The Supreme Court recently pronounced a landmark judgment on the question of taxpayers' eligibility to receive tax exemptions when more than one interpretation is possible – namely, one in favour of the taxpayer and the other in favour of the tax authority. The court concluded that where a tax exemption must be interpreted, the tax authority will be given the benefit of the doubt, unlike in the case of ambiguity in the charging section of a particular statute. This judgment has completely unsettled the earlier dicta.

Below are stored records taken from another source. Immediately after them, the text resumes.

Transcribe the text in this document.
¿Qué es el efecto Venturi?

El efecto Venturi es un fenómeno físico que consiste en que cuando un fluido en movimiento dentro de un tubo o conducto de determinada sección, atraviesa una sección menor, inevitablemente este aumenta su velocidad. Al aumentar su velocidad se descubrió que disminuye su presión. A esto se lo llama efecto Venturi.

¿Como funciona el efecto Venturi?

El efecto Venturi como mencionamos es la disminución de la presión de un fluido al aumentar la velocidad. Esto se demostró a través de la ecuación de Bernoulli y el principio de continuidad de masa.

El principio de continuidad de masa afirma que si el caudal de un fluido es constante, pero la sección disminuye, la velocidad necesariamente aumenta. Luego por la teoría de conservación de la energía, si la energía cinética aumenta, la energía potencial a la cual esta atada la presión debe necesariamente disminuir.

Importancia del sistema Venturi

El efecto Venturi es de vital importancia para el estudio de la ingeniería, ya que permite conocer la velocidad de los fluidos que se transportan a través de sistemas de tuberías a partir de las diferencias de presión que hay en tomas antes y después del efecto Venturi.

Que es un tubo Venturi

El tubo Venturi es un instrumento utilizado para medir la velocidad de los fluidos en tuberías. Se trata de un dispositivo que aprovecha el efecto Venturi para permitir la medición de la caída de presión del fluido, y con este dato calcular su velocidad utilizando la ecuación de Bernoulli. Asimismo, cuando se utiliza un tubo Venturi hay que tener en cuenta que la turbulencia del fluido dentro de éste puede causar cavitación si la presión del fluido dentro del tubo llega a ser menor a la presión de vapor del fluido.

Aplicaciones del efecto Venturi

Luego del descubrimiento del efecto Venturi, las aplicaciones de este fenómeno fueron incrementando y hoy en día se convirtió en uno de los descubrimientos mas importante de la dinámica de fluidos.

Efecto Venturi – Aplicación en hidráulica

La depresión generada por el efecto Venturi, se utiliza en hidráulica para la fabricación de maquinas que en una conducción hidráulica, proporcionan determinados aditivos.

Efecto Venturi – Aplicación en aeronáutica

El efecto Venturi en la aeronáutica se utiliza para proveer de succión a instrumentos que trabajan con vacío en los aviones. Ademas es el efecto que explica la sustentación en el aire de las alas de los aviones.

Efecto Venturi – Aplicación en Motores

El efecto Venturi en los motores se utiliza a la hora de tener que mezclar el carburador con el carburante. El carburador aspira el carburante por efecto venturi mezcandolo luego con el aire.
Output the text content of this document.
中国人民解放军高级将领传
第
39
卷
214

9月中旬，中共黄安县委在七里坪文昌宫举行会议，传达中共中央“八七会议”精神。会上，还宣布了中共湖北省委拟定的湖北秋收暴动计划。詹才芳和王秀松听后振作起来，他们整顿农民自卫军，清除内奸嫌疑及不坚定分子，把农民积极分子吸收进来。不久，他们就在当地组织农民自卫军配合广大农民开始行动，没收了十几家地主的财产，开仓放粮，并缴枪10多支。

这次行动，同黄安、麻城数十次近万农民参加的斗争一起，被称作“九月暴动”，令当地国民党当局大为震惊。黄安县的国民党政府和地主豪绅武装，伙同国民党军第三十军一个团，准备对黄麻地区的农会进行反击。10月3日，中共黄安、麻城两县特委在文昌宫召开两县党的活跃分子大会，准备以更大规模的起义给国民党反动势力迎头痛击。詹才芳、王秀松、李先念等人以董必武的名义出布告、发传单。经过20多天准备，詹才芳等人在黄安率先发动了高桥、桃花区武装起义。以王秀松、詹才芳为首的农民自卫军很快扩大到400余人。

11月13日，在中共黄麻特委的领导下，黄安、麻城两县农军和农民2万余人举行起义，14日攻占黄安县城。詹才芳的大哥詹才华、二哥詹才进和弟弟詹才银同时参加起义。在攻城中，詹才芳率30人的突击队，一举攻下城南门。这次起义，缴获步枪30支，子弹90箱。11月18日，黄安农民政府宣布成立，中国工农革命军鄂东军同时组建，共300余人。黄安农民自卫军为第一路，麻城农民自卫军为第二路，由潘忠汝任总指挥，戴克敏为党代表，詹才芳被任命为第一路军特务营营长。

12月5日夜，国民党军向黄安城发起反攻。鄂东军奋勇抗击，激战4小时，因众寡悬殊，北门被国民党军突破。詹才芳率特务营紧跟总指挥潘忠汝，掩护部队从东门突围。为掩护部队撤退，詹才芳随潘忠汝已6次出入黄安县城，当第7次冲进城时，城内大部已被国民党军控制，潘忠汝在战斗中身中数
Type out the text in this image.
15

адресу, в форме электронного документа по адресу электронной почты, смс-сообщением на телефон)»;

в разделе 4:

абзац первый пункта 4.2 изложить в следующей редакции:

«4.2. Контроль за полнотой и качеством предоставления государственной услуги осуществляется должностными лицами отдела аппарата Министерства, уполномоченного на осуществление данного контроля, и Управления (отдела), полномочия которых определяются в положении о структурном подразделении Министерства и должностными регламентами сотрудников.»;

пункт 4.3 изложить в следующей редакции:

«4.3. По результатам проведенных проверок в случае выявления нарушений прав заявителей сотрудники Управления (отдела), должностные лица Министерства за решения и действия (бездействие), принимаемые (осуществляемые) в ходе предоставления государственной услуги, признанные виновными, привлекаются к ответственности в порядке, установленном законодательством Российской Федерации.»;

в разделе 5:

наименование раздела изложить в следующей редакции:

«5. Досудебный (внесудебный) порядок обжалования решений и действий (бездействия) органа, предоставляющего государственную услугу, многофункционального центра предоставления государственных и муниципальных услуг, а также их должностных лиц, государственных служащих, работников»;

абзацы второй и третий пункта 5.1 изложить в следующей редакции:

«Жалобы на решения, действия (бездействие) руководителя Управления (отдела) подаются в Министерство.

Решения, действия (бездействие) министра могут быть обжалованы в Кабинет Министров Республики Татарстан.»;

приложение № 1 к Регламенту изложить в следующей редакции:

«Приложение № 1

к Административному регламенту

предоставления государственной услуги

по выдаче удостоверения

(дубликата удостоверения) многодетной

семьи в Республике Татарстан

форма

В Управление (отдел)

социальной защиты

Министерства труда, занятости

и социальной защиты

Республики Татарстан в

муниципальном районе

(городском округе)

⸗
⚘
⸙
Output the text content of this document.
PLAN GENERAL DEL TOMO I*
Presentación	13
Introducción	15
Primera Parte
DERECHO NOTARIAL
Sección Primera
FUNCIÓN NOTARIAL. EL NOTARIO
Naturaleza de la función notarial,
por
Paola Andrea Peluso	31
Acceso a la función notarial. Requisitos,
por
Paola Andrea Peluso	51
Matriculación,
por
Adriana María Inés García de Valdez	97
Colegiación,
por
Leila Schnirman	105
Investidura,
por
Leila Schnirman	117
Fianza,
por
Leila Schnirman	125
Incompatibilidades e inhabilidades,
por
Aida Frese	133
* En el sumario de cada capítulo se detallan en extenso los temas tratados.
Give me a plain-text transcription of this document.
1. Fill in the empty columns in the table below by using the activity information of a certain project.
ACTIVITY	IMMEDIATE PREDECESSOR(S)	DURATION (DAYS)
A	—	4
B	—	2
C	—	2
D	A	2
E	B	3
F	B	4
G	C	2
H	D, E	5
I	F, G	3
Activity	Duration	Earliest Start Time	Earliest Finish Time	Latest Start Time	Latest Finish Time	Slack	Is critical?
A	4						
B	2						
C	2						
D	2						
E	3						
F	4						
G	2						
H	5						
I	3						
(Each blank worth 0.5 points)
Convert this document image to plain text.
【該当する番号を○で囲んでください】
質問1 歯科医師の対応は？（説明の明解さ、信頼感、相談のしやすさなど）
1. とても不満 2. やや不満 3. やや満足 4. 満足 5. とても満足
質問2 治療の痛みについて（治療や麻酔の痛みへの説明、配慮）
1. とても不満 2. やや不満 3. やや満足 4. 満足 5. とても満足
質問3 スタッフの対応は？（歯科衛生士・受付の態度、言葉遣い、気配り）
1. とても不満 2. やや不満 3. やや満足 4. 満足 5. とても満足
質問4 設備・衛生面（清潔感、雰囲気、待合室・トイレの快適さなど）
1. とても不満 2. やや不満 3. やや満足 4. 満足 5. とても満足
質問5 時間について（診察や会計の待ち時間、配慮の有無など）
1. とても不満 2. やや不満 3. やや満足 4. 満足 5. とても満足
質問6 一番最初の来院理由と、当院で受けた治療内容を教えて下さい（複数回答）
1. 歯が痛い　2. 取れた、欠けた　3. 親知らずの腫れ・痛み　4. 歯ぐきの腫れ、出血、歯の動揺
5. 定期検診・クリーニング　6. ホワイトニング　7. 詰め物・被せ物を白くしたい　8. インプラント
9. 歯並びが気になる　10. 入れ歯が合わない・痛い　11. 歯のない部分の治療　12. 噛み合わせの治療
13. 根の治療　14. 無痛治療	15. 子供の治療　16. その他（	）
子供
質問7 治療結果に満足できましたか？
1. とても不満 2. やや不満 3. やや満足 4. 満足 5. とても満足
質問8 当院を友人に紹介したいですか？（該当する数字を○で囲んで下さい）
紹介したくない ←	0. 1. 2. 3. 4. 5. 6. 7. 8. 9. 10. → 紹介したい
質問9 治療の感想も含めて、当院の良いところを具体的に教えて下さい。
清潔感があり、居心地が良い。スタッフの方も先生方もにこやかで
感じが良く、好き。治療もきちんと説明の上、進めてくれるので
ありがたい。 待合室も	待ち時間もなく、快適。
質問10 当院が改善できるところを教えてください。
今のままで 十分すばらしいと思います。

Alongside new guidance from the Central Board of Taxes regarding securities transaction tax, potential legislative amendments may be introduced regarding interest income on rupee denominated bonds. Further, the Chennai Tax Tribunal recently considered whether a tax officer had been correct in invoking Section 56(2)(viib) of the Income Tax Act, citing an unrealistic premium, in a case where a company had issued shares to one of its shareholders at a premium.
A number of new circulars, notifications and press releases have been issued in recent months. Among other things, they introduce new valuation rules for the conversion or treatment of inventory as capital assets, grant taxpayers immunity from the penalty for under-reporting income and clarify the deductions available for free trade zone undertakings.